On February 17, 1891, Albert C. Richardson received Patent 446,470 for his  innovations in the food production, particularly improved churning processes. The American churn was traditionally a wooden appliance for making butter from cream skimmed from law milk. It was shaped like a barrel with a long wooden stick coming through a hole in the center top. Richardson's improvements included installing glass panels on both sides of the churn to see the butter. This helped preps determine whether it was ready. He also included a plate inside the churn for the butter to be placed for easier removal. Richardson's U.S. patents include the following:
  • 255,022, 3/14/1882, Hame fastener
  • 446,470, 2/17/1891, Churn
  • 529,311, 11/13/1894, Casket-lowering device
  • 620,362, 2/28/1899, Insect destroyer
  • 638,811, 12/12/1899, Bottle
Judy W. Reed 1884 patent for dough kneading 
Judy W. Reed received U.S. Patent No. 305,474, received September 23, 1884, for a hand-operated dough kneader and roller that allowed for improved mixing that was more evenly distributed when processed through the rollers with corrugated slates. Little is written about Reed's life, but she has garnered the title of being the first African-American woman to receive a U.S. patent.

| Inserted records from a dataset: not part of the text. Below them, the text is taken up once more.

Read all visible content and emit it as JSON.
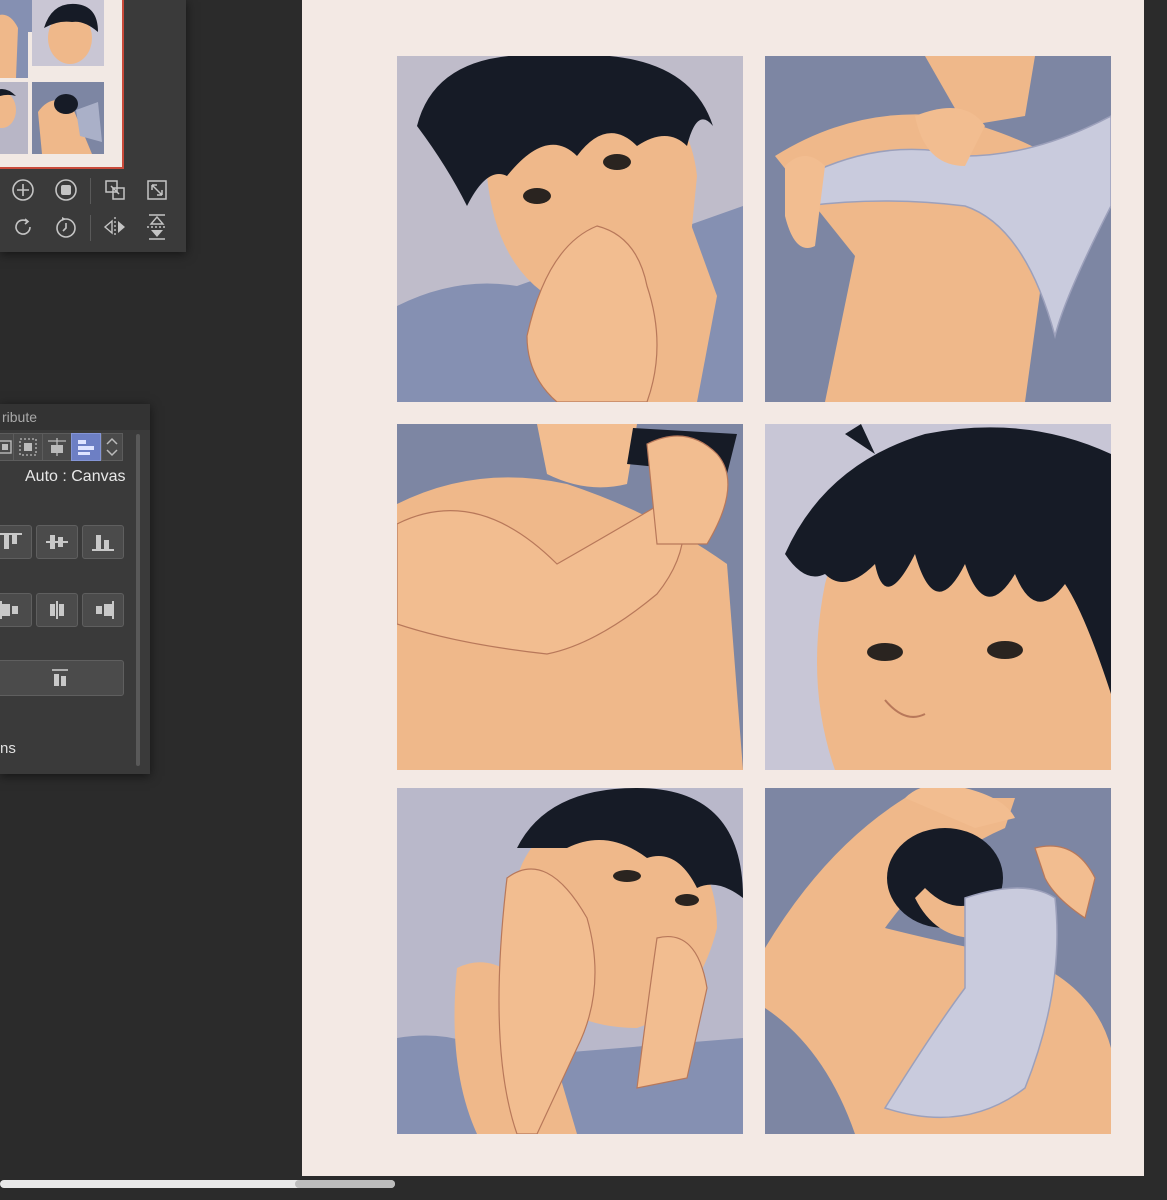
{
  "navigator": {
    "tools": [
      {
        "icon": "zoom-in-icon"
      },
      {
        "icon": "stop-circle-icon"
      },
      {
        "icon": "fit-to-screen-icon"
      },
      {
        "icon": "fit-to-window-icon"
      },
      {
        "icon": "rotate-icon"
      },
      {
        "icon": "reset-rotation-icon"
      },
      {
        "icon": "flip-horizontal-icon"
      },
      {
        "icon": "flip-vertical-icon"
      }
    ]
  },
  "attribute_panel": {
    "title": "ribute",
    "reference_label": "Auto : Canvas",
    "footer_label": "ns",
    "active_mode_index": 3
  },
  "canvas": {
    "colors": {
      "paper": "#f3e9e4",
      "skin": "#efb88a",
      "hair": "#161b26",
      "shirt": "#8590b2",
      "bg_blue": "#7d86a3",
      "bg_lavender": "#b8b6c6"
    },
    "panels": [
      {
        "subject": "boy-hand-on-mouth"
      },
      {
        "subject": "pulling-shirt-over-torso"
      },
      {
        "subject": "shirtless-holding-phone"
      },
      {
        "subject": "face-closeup-looking-up"
      },
      {
        "subject": "face-resting-on-hands"
      },
      {
        "subject": "pulling-shirt-over-head"
      }
    ]
  }
}
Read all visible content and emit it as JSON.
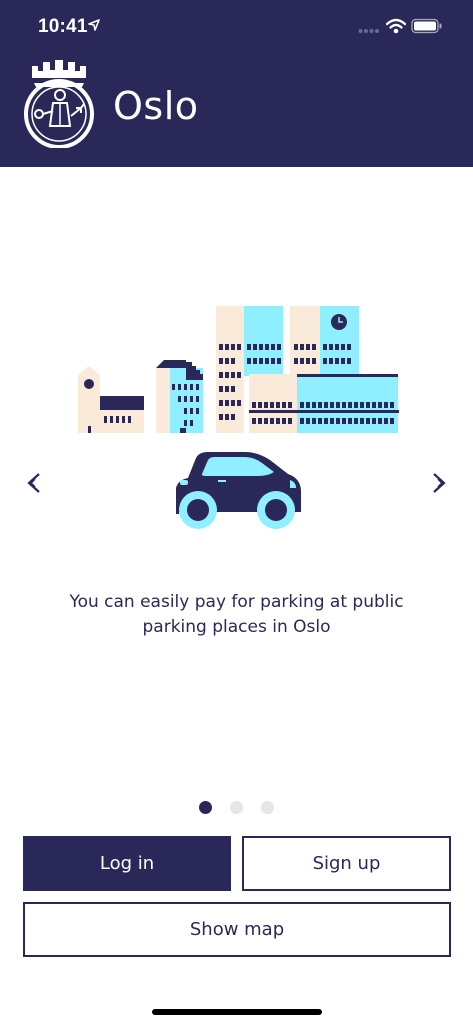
{
  "status_bar": {
    "time": "10:41",
    "icons": [
      "location-arrow-icon",
      "cellular-signal-icon",
      "wifi-icon",
      "battery-icon"
    ]
  },
  "header": {
    "logo": "oslo-city-crest",
    "title": "Oslo"
  },
  "onboarding": {
    "illustration": "city-buildings-and-car",
    "text": "You can easily pay for parking at public parking places in Oslo",
    "page_count": 3,
    "current_page": 1,
    "prev_icon": "chevron-left-icon",
    "next_icon": "chevron-right-icon"
  },
  "actions": {
    "login_label": "Log in",
    "signup_label": "Sign up",
    "show_map_label": "Show map"
  },
  "colors": {
    "primary": "#2a2859",
    "light_blue": "#8fefff",
    "beige": "#f9ead9",
    "inactive_dot": "#e6e6e6"
  }
}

Joseph Lee received U.S. Patent No. 524,042 for a kneading machine invention on August 7, 1894. Lee's time saving invention mixed and kneaded the dough and also replaced the need to hand roll dough.

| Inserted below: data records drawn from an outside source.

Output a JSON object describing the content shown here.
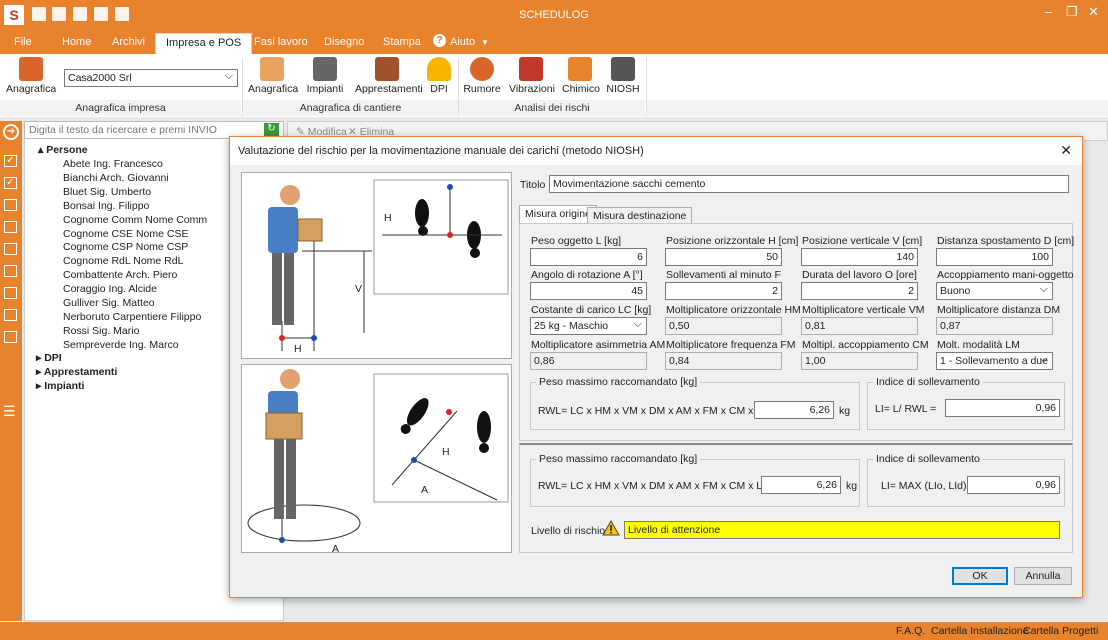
{
  "app": {
    "title": "SCHEDULOG"
  },
  "menu": {
    "file": "File",
    "home": "Home",
    "archivi": "Archivi",
    "impresa": "Impresa e POS",
    "fasi": "Fasi lavoro",
    "disegno": "Disegno",
    "stampa": "Stampa",
    "aiuto": "Aiuto"
  },
  "ribbon": {
    "anagrafica": "Anagrafica",
    "company": "Casa2000 Srl",
    "group_impresa": "Anagrafica impresa",
    "cantiere": [
      "Anagrafica",
      "Impianti",
      "Apprestamenti",
      "DPI"
    ],
    "group_cantiere": "Anagrafica di cantiere",
    "rischi": [
      "Rumore",
      "Vibrazioni",
      "Chimico",
      "NIOSH"
    ],
    "group_rischi": "Analisi dei rischi"
  },
  "left": {
    "search_placeholder": "Digita il testo da ricercare e premi INVIO",
    "persone": "Persone",
    "people": [
      "Abete Ing. Francesco",
      "Bianchi Arch. Giovanni",
      "Bluet Sig. Umberto",
      "Bonsai Ing. Filippo",
      "Cognome Comm Nome Comm",
      "Cognome CSE Nome CSE",
      "Cognome CSP Nome CSP",
      "Cognome RdL Nome RdL",
      "Combattente Arch. Piero",
      "Coraggio Ing. Alcide",
      "Gulliver Sig. Matteo",
      "Nerboruto Carpentiere Filippo",
      "Rossi Sig. Mario",
      "Sempreverde Ing. Marco"
    ],
    "dpi": "DPI",
    "apprestamenti": "Apprestamenti",
    "impianti": "Impianti"
  },
  "toolbar": {
    "modifica": "Modifica",
    "elimina": "Elimina"
  },
  "status": {
    "faq": "F.A.Q.",
    "install": "Cartella Installazione",
    "progetti": "Cartella Progetti"
  },
  "dialog": {
    "title": "Valutazione del rischio per la movimentazione manuale dei carichi (metodo NIOSH)",
    "titolo_label": "Titolo",
    "titolo_value": "Movimentazione sacchi cemento",
    "tab_origine": "Misura origine",
    "tab_destinazione": "Misura destinazione",
    "f_peso": "Peso oggetto  L [kg]",
    "v_peso": "6",
    "f_posH": "Posizione orizzontale H [cm]",
    "v_posH": "50",
    "f_posV": "Posizione verticale V [cm]",
    "v_posV": "140",
    "f_dist": "Distanza spostamento D [cm]",
    "v_dist": "100",
    "f_ang": "Angolo di rotazione A [°]",
    "v_ang": "45",
    "f_soll": "Sollevamenti al minuto F",
    "v_soll": "2",
    "f_dur": "Durata del lavoro O [ore]",
    "v_dur": "2",
    "f_acc": "Accoppiamento mani-oggetto",
    "v_acc": "Buono",
    "f_lc": "Costante di carico  LC [kg]",
    "v_lc": "25 kg - Maschio",
    "f_hm": "Moltiplicatore orizzontale HM",
    "v_hm": "0,50",
    "f_vm": "Moltiplicatore verticale VM",
    "v_vm": "0,81",
    "f_dm": "Moltiplicatore distanza DM",
    "v_dm": "0,87",
    "f_am": "Moltiplicatore asimmetria AM",
    "v_am": "0,86",
    "f_fm": "Moltiplicatore frequenza FM",
    "v_fm": "0,84",
    "f_cm": "Moltipl. accoppiamento CM",
    "v_cm": "1,00",
    "f_lm": "Molt. modalità LM",
    "v_lm": "1 - Sollevamento a due",
    "g_peso": "Peso massimo raccomandato [kg]",
    "rwl_formula": "RWL= LC x HM x VM x DM x AM x FM x CM x LM  =",
    "rwl_value": "6,26",
    "kg": "kg",
    "g_indice": "Indice di sollevamento",
    "li_formula": "LI= L/ RWL =",
    "li_value": "0,96",
    "rwl2_value": "6,26",
    "li2_formula": "LI= MAX (LIo, LId)",
    "li2_value": "0,96",
    "livello_label": "Livello di rischio",
    "livello_value": "Livello di attenzione",
    "ok": "OK",
    "annulla": "Annulla",
    "diagram": {
      "h": "H",
      "v": "V",
      "a": "A"
    }
  },
  "colors": {
    "accent": "#e8822c",
    "warning": "#ffff00"
  }
}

Robert P. Scott invented the corn silker and obtained U.S. Patent No. 524,223 on August 7, 1894. Corn silk is the silk-like thread fibers on the inside of the green husks removed from corn-on-the-cob. Removing corn silk proved both time consuming and difficult. The R.P. Scott Corn Silker helped to make this process faster and more efficient. 

Inventor Garrett A. Morgan, Sr.
Garrett A. Morgan, Sr. filed his patent application in 1922 and obtained U.S. Patent No. 1,475,024 on Nov. 20 1923 for an electrical traffic signal to be used at street intersections as a tool to control for the flow of safe traffic from automobiles, bicycles and pedestrians. In 1912, Morgan also obtained U.S. Patent No. 109,936 for a breathing device to be used to stop the flow of injurious gases to persons, later called the gas mask.

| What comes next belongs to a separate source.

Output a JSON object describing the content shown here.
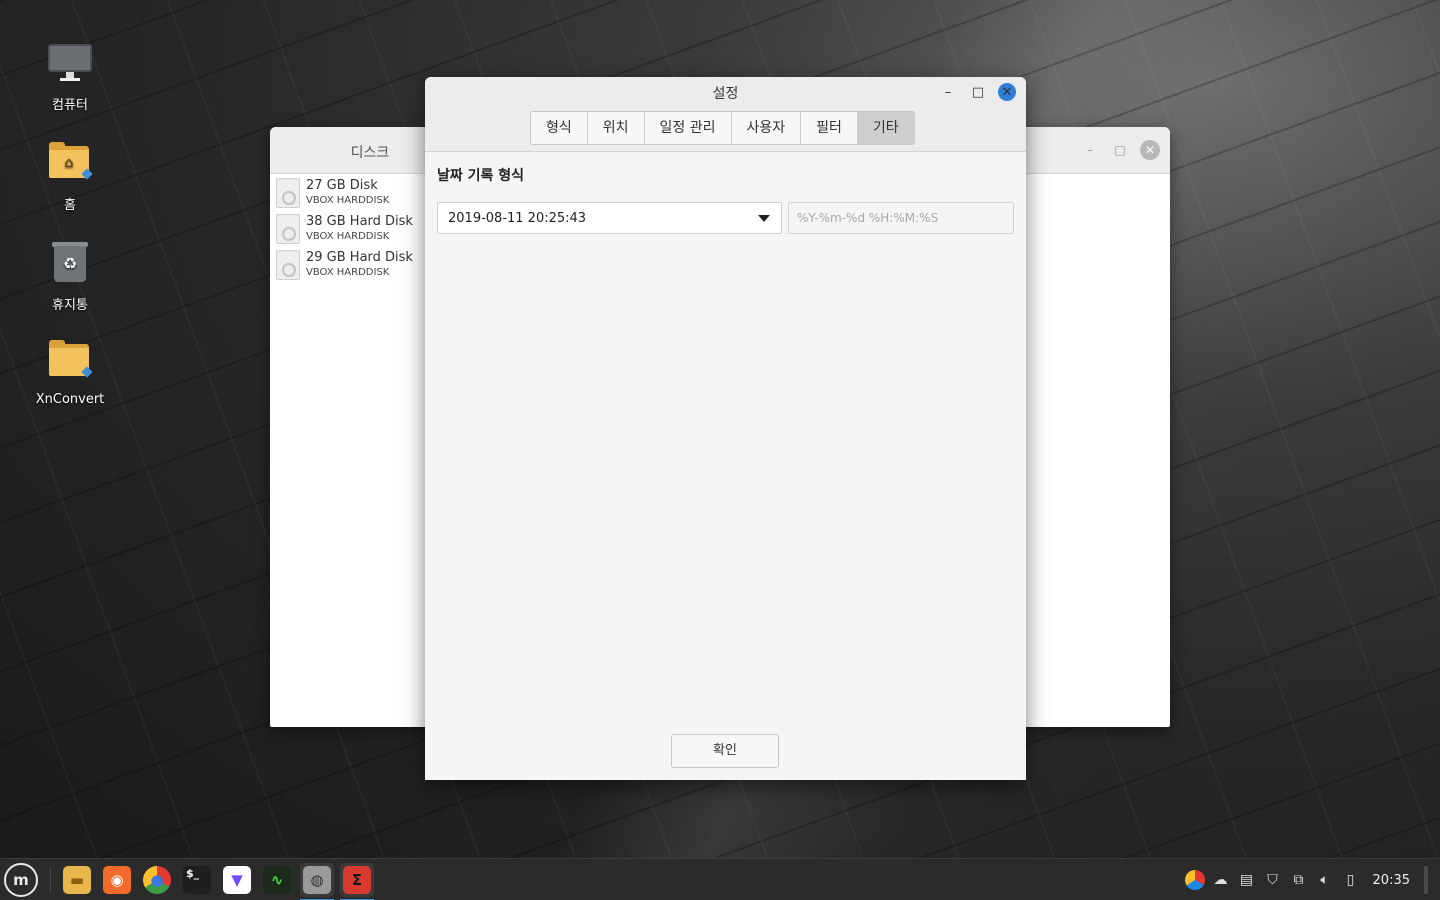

John T. White obtained U.S. Patent No. 572,849 on December 8, 1896 for the first commercial lemon squeezer.White's invention made it easier to squeeze all of the juice out of a lemon. It also separated the seeds and pulp from the juice, and prevented squirting. 

African-American inventor: Lloyd Ray dustpan 
Lloyd P. Ray received U.S. Patent No. 587,607 on August 3, 1897 for a new and useful improvement in dust pans. Ray's device included a metal collection plate that trash could be swept into, attached to a short wooden handle. 

Alfred L. Cralle received U.S. Patent No. 576,395 on February 2, 1897 for an ice cream mold and ice cream scooper (disher). This made serving ice cream in perfect round portions to fit on cones. 
Elbert R. Robinson received U.S. Patent Nos. 505,370, September 19, 1893, electric railway trolley and 594,286, November 23, 1897, casting composite or other car wheels.

FURTHER RESOURCES: Ohio State University's Knowledge Bank: African American Patent Holders Database


  1. All of this information should be mandatory in all school systems. Let us give praise where it is due!

  2. It should be mandatory for all schools to institute this their curriculum. Our children, and aldults should know the greatness of all men and women! Give credit where credit is due!

  3. Very insightful history. We must not forget our past!

  4. Interesting information. I never knew all these achievement of our forefathers and leaders.
    I am proud of them.

  5. The photo of Thomas Jennings is not him. Some will say it is Jamaican National Hero Paul Bogle, but Rev. Service of Portland, Jamaica is more likely than either more famous contender. Also, you show him wearing a lady's coat, which is somewhat undignified for either of the three.